The commercial truck market trends from J.D. Power Valuation Services on March Class 8 auction results have come out to be positive, with the pricing more stable than previously thought, but with somewhat lesser equipment sold year-on-year. This could not be said of the medium-duty segment, which performed poorly – likely because of the surge in capacity availability.
The volume of the most common sleeper tractors available for auction in January 2018 was considerably less compared to January 2017, but has since then picked itself up over the last couple of months. The prices have been fluctuating from the start of this year, especially between later-models and new-models – for instance, the model year 2014 sold at $35,250 on average, which was 4.7% lower than its February 2018 price. But the model year 2013 and 2012 saw an increase of 0.2% and 1.8% respectively compared to their February 2018 prices.

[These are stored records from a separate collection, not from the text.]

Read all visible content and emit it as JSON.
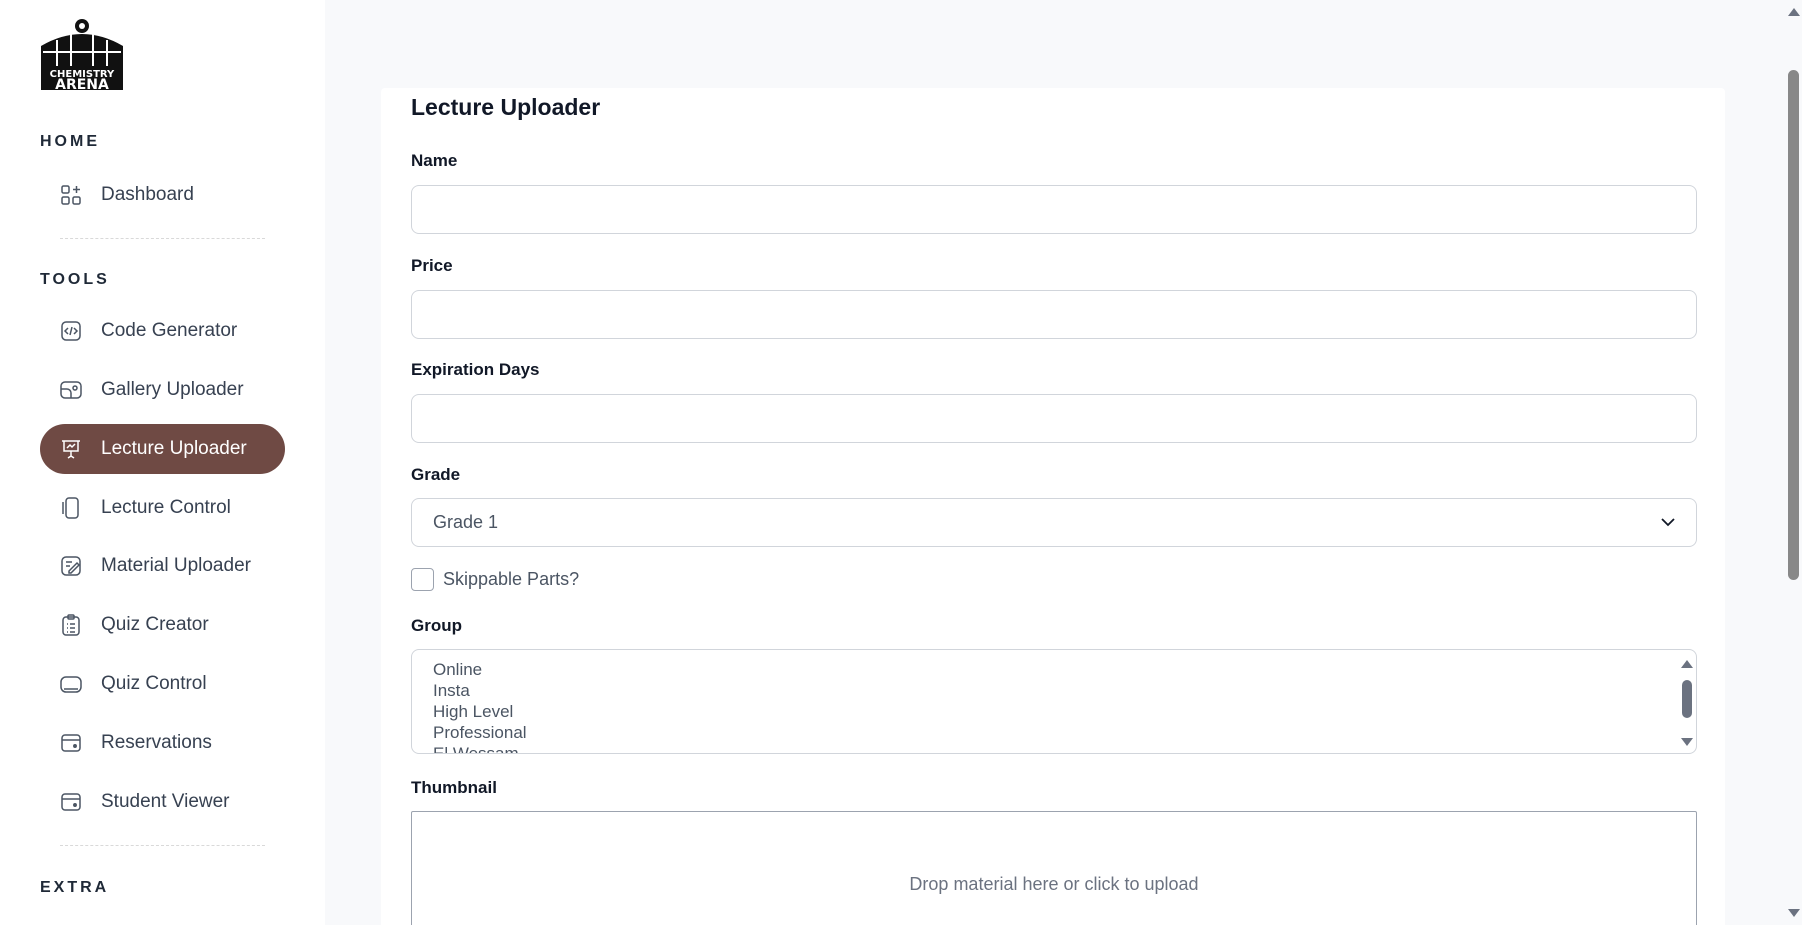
{
  "logo": {
    "line1": "CHEMISTRY",
    "line2": "ARENA"
  },
  "sidebar": {
    "sections": {
      "home": "HOME",
      "tools": "TOOLS",
      "extra": "EXTRA"
    },
    "items": [
      {
        "label": "Dashboard",
        "icon": "dashboard-icon"
      },
      {
        "label": "Code Generator",
        "icon": "code-icon"
      },
      {
        "label": "Gallery Uploader",
        "icon": "gallery-icon"
      },
      {
        "label": "Lecture Uploader",
        "icon": "presentation-icon",
        "active": true
      },
      {
        "label": "Lecture Control",
        "icon": "devices-icon"
      },
      {
        "label": "Material Uploader",
        "icon": "edit-document-icon"
      },
      {
        "label": "Quiz Creator",
        "icon": "clipboard-list-icon"
      },
      {
        "label": "Quiz Control",
        "icon": "tablet-icon"
      },
      {
        "label": "Reservations",
        "icon": "wallet-icon"
      },
      {
        "label": "Student Viewer",
        "icon": "wallet-icon"
      }
    ],
    "active_color": "#6f4a44"
  },
  "form": {
    "title": "Lecture Uploader",
    "name_label": "Name",
    "name_value": "",
    "price_label": "Price",
    "price_value": "",
    "expiration_label": "Expiration Days",
    "expiration_value": "",
    "grade_label": "Grade",
    "grade_value": "Grade 1",
    "skippable_label": "Skippable Parts?",
    "skippable_checked": false,
    "group_label": "Group",
    "group_options": [
      "Online",
      "Insta",
      "High Level",
      "Professional",
      "El Wessam"
    ],
    "thumbnail_label": "Thumbnail",
    "dropzone_text": "Drop material here or click to upload"
  }
}
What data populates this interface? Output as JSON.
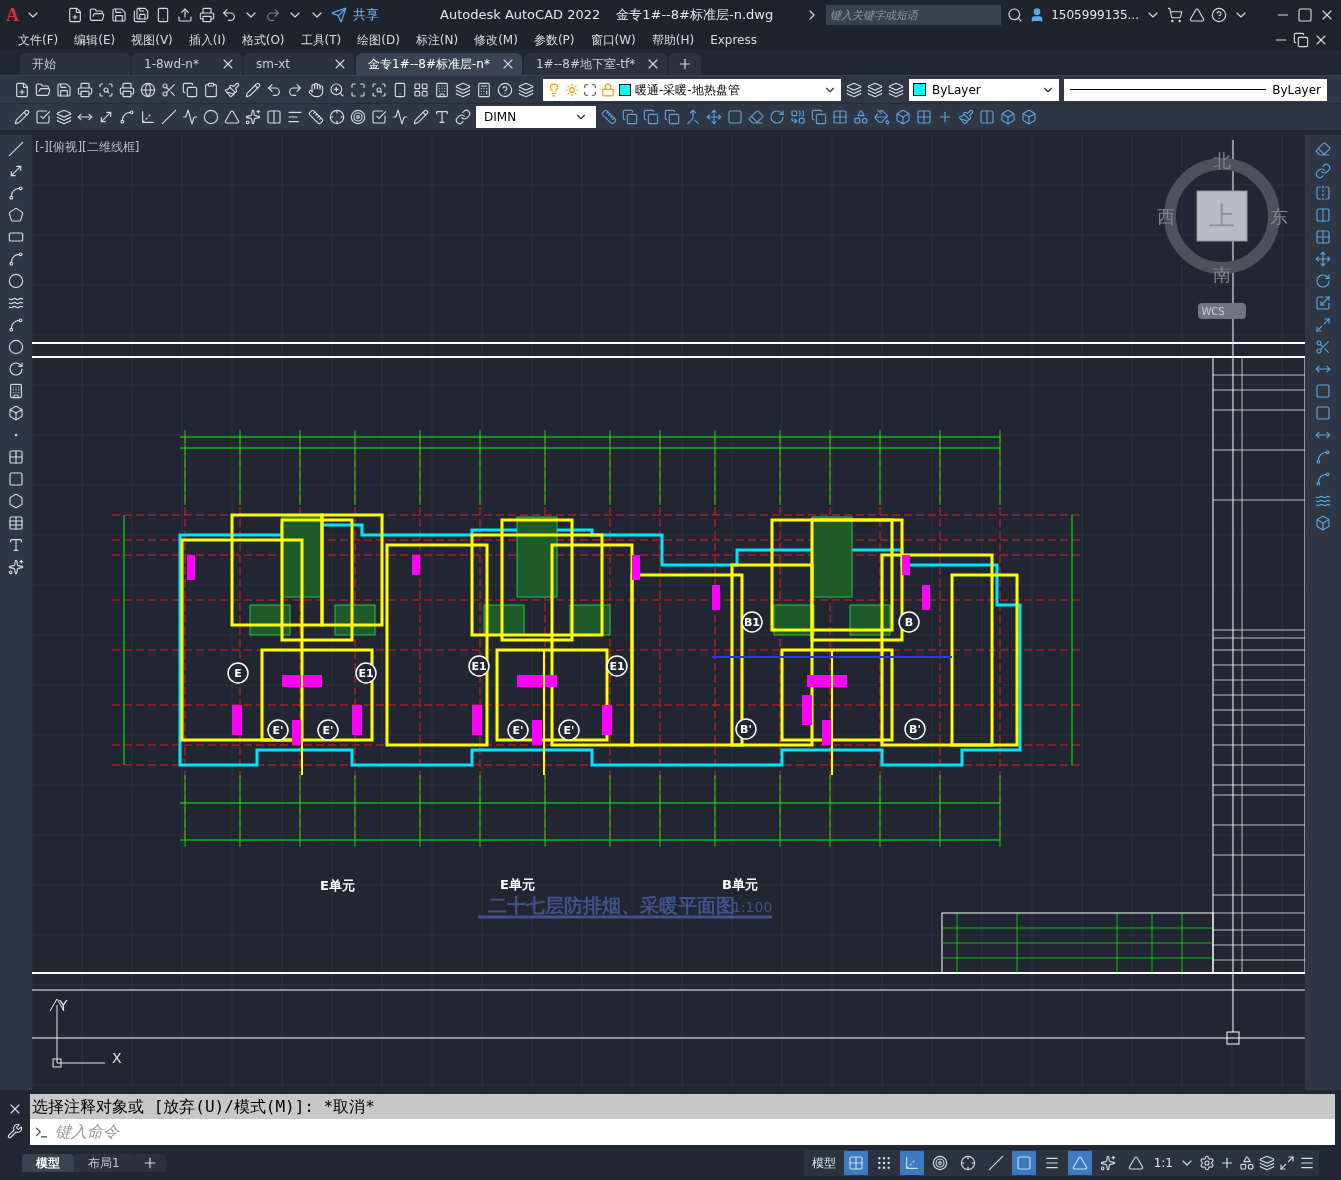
{
  "title_bar": {
    "logo": "A",
    "share": "共享",
    "app_title": "Autodesk AutoCAD 2022",
    "file_name": "金专1#--8#标准层-n.dwg",
    "search": {
      "placeholder": "键入关键字或短语"
    },
    "user": "1505999135..."
  },
  "menu_bar": [
    "文件(F)",
    "编辑(E)",
    "视图(V)",
    "插入(I)",
    "格式(O)",
    "工具(T)",
    "绘图(D)",
    "标注(N)",
    "修改(M)",
    "参数(P)",
    "窗口(W)",
    "帮助(H)",
    "Express"
  ],
  "doc_tabs": [
    {
      "label": "开始",
      "closable": false,
      "selected": false
    },
    {
      "label": "1-8wd-n*",
      "closable": true,
      "selected": false
    },
    {
      "label": "sm-xt",
      "closable": true,
      "selected": false
    },
    {
      "label": "金专1#--8#标准层-n*",
      "closable": true,
      "selected": true
    },
    {
      "label": "1#--8#地下室-tf*",
      "closable": true,
      "selected": false
    }
  ],
  "layer_toolbar": {
    "layer": "暖通-采暖-地热盘管",
    "color_control": "ByLayer",
    "linetype": "ByLayer"
  },
  "dim_style": "DIMN",
  "viewport": {
    "label": "[-][俯视][二维线框]"
  },
  "viewcube": {
    "north": "北",
    "south": "南",
    "west": "西",
    "east": "东",
    "face": "上",
    "ucs": "WCS"
  },
  "ucs_icon": {
    "y": "Y",
    "x": "X"
  },
  "drawing": {
    "unit_labels": [
      "E单元",
      "E单元",
      "B单元"
    ],
    "title": "二十七层防排烟、采暖平面图",
    "scale": "1:100",
    "markers": [
      "E",
      "E1",
      "E1",
      "E1",
      "E'",
      "E'",
      "E'",
      "E'",
      "B1",
      "B",
      "B'",
      "B'"
    ]
  },
  "command_line": {
    "history": "选择注释对象或 [放弃(U)/模式(M)]: *取消*",
    "placeholder": "键入命令"
  },
  "layout_tabs": [
    {
      "label": "模型",
      "selected": true
    },
    {
      "label": "布局1",
      "selected": false
    }
  ],
  "status_bar": {
    "space": "模型",
    "scale": "1:1",
    "toggles": [
      {
        "kind": "grid",
        "on": true
      },
      {
        "kind": "snap",
        "on": false
      },
      {
        "kind": "ortho",
        "on": true
      },
      {
        "kind": "polar",
        "on": false
      },
      {
        "kind": "track",
        "on": false
      },
      {
        "kind": "angle",
        "on": false
      },
      {
        "kind": "osnap",
        "on": true
      },
      {
        "kind": "lineweight",
        "on": false
      },
      {
        "kind": "annotation",
        "on": true
      },
      {
        "kind": "autoscale",
        "on": false
      },
      {
        "kind": "annoscale",
        "on": false
      }
    ]
  }
}
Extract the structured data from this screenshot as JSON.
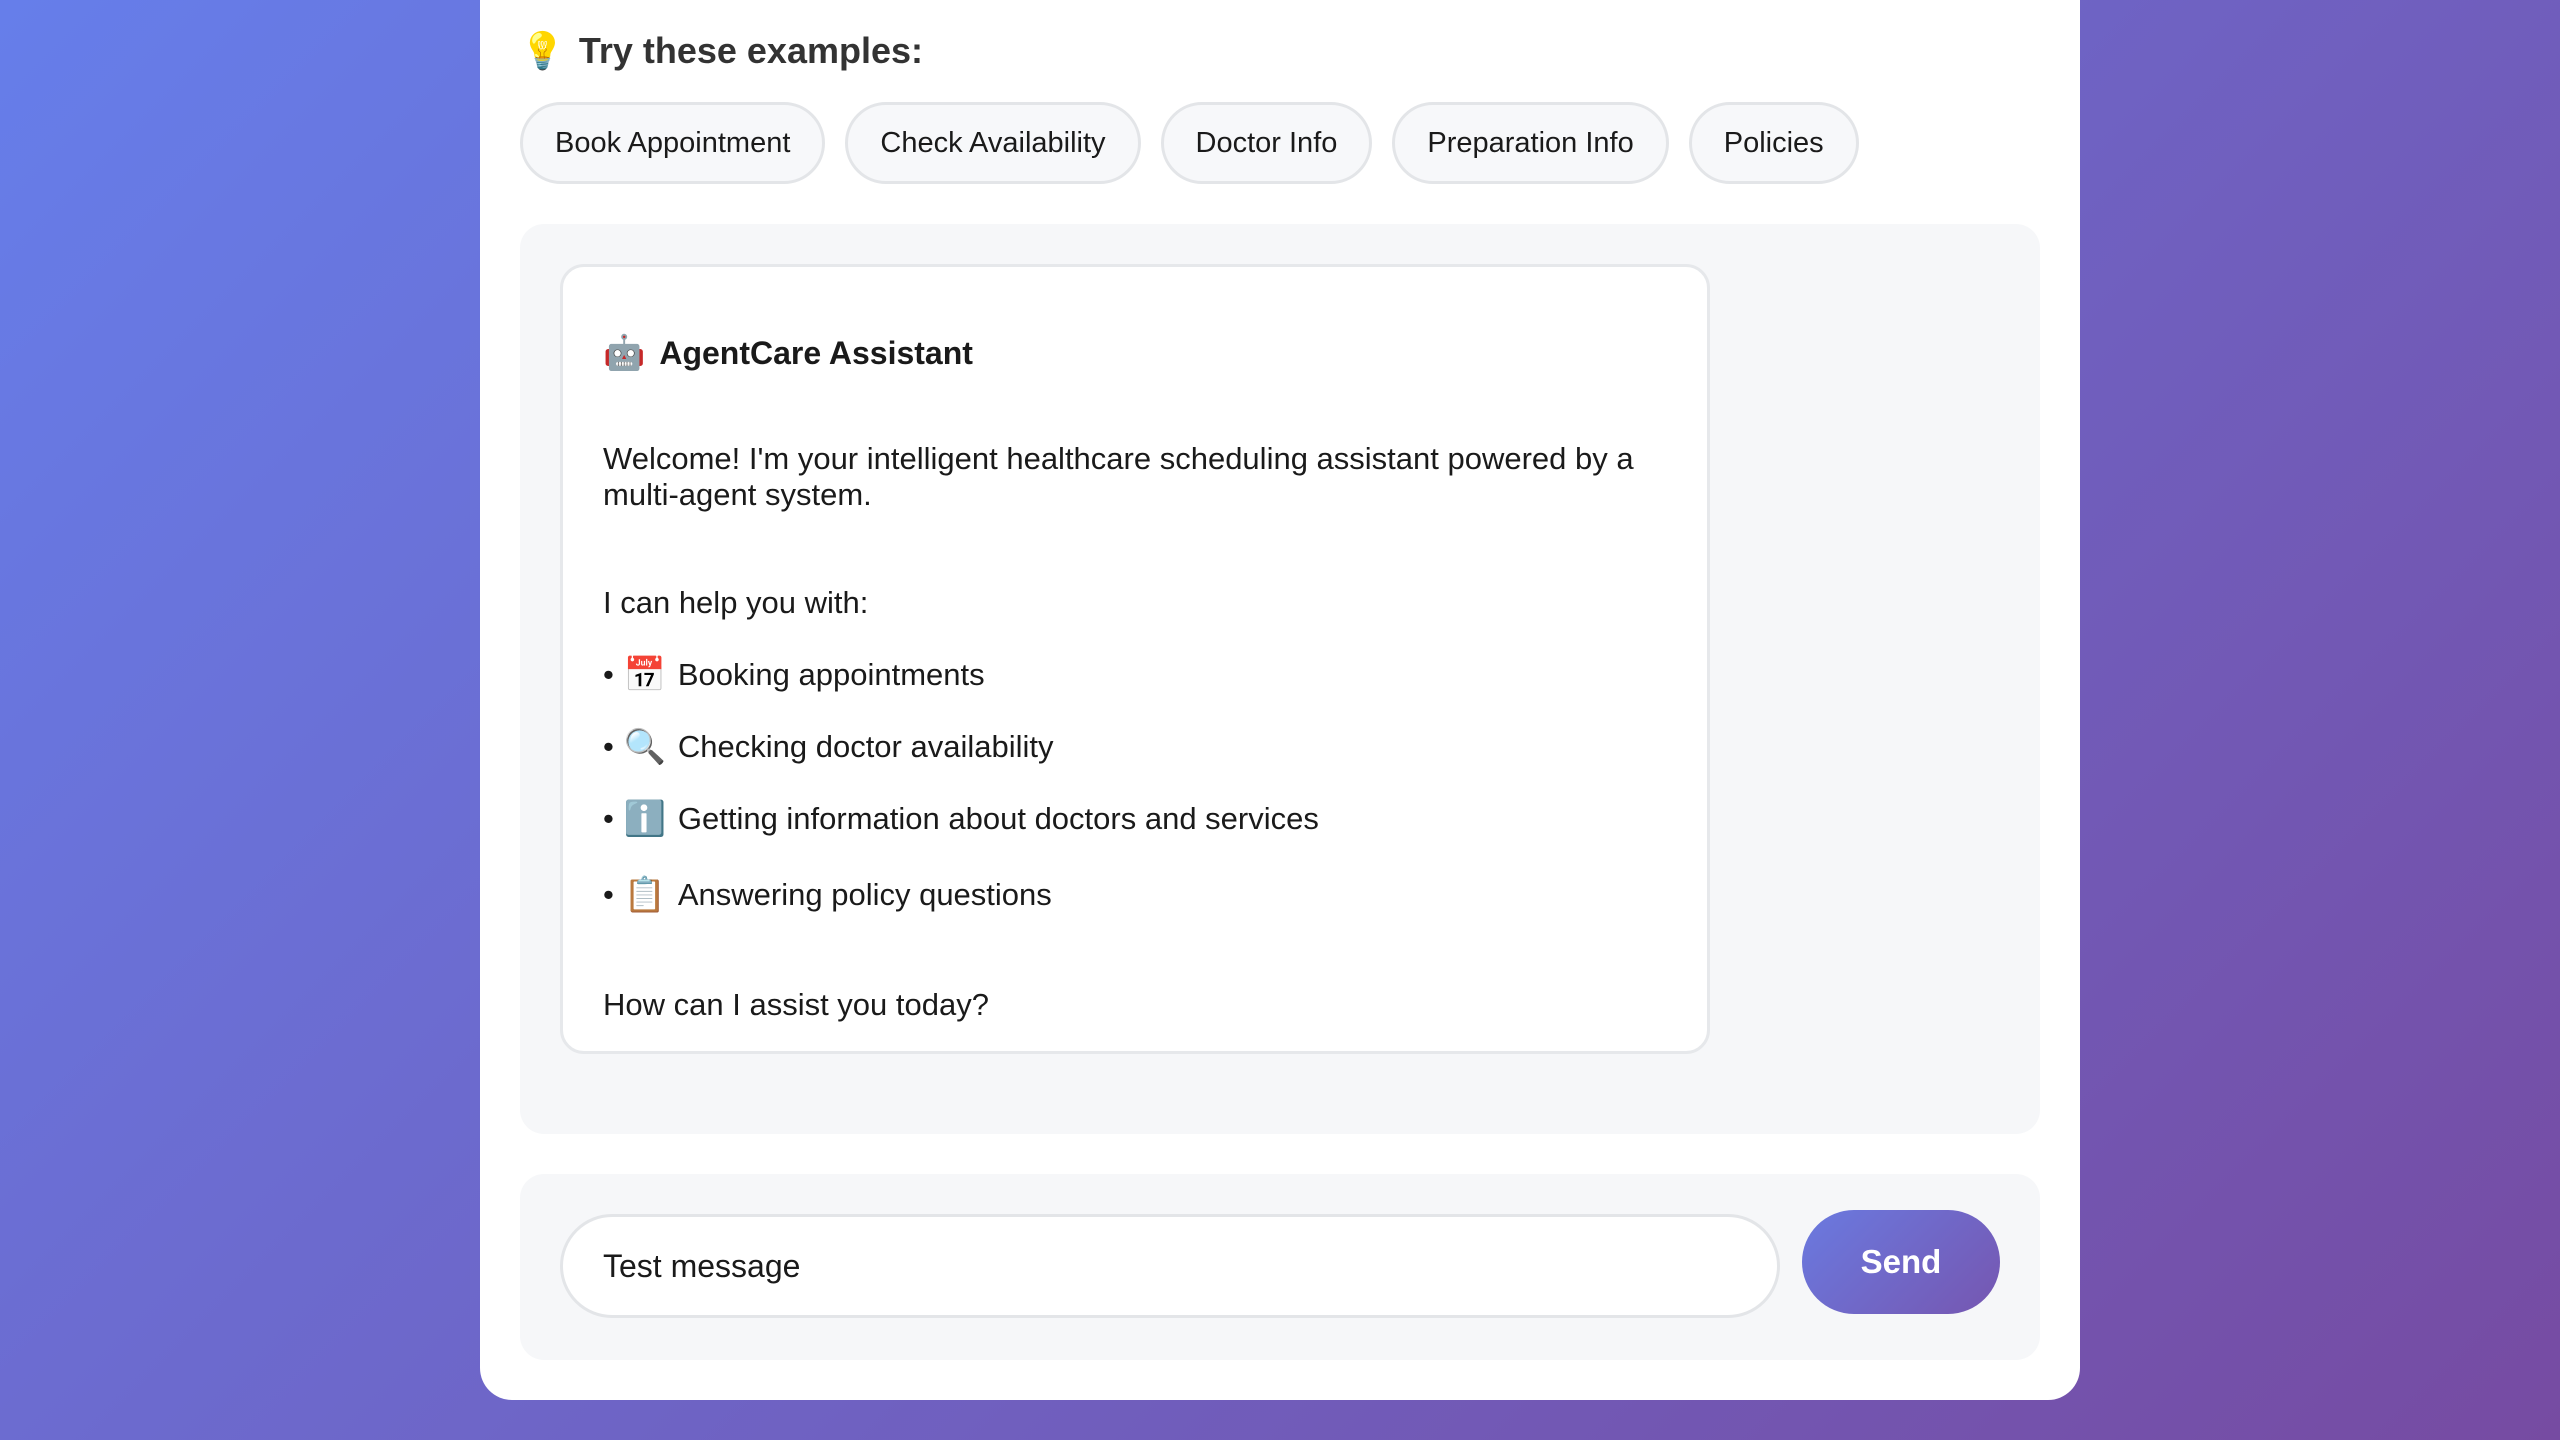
{
  "examples": {
    "icon": "lightbulb-icon",
    "heading": "Try these examples:",
    "chips": [
      "Book Appointment",
      "Check Availability",
      "Doctor Info",
      "Preparation Info",
      "Policies"
    ]
  },
  "chat": {
    "assistant_icon": "robot-icon",
    "assistant_name": "AgentCare Assistant",
    "welcome": "Welcome! I'm your intelligent healthcare scheduling assistant powered by a multi-agent system.",
    "help_intro": "I can help you with:",
    "capabilities": [
      {
        "icon": "calendar-icon",
        "text": "Booking appointments"
      },
      {
        "icon": "magnifier-icon",
        "text": "Checking doctor availability"
      },
      {
        "icon": "info-icon",
        "text": "Getting information about doctors and services"
      },
      {
        "icon": "clipboard-icon",
        "text": "Answering policy questions"
      }
    ],
    "closing": "How can I assist you today?"
  },
  "composer": {
    "input_value": "Test message",
    "send_label": "Send"
  },
  "colors": {
    "background_start": "#667eea",
    "background_end": "#764ba2",
    "send_button": "#6a7ae0"
  }
}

J.D. Power’s report explains that year-over-year, trucks four to six years of age sold in the first quarter of 2018 has brought in 19% more money than the same period a year ago. “Year-over-year gains are encouraging, but the returning supply of late-model trucks expected throughout the year should keep depreciation near our 2% per month estimate,” it said.
The retail selling price of sleeper tractors has seen a huge dip since the beginning of this quarter while evening out in March. This could be because of the scarcity in supply of sleeper tractors at the beginning of January. But since then, capacity has steeply climbed in the next few months. We can also see that this range in capacity increase coincides with the range of fall in retail selling price – making it the contributing factor for the price fluctuation that eventually played out.
The average price of the model year 2016 fell the highest since its January pricing, selling 16.3% lower at $75,893. The model year 2015 and 2014, sold 4.8% and 13.6% lower than its January prices. Nonetheless, the prices of these late-model trucks have done relatively better in the first two months of 2018 when compared to 2017, bringing in 3.9% more money than last year.
This could be explained by comparing the average volume sold in both 2017 and 2018. It can be seen that the monthly average of 2017 was 5.2 trucks per dealership, while it has fallen to 4.7 trucks per dealership in the first two months of 2018 – reinforcing the capacity factor as the probable reason for its price increase in the initial two months.
The report adds that the first quarter of 2018 has seen a record high in new truck orders, with them forecasting an elevated volume of new truck deliveries this year. This could be because fleets are taking advantage of tax breaks and incentives that came out this year and are bullish over their economic faring in 2018.
Sleeper trailers apart, the medium-duty trucks are seeing an enormous fall in prices month-on-month and even year-on-year. The February average pricing of Class 3-4 cabovers is $14,194 which is 25.1% lower than January 2018 and a humongous 34.1% lower than February 2017. Though volume was moderately higher than January, there still are no clear reasons for the price fall. But J.D. Power believes the segment would “see more strength than weakness” going forward.
Class 4 and Class 6 trucks have both seen higher volumes being sold in February compared to March, but at a lower cost. Also, the edge in pricing that Class 6 had against Class 4 over the last year all but snuffed out, as it depreciated heavily on account of its higher volume availability in the market. “This segment can be impacted by rental fleets liquidating equipment, and it appears February was one of those months. This lower pricing potentially trickled down to lighter GVW’s,” said the report.
Since trends in the auction channel generally predict trends in the retail channel, the report forecasts retail depreciation to be at the lower end of expectations post-March. The report concludes by reiterating its previous outlook, that it expects a similar scenario to pan out next month, albeit with a 2% per month depreciation.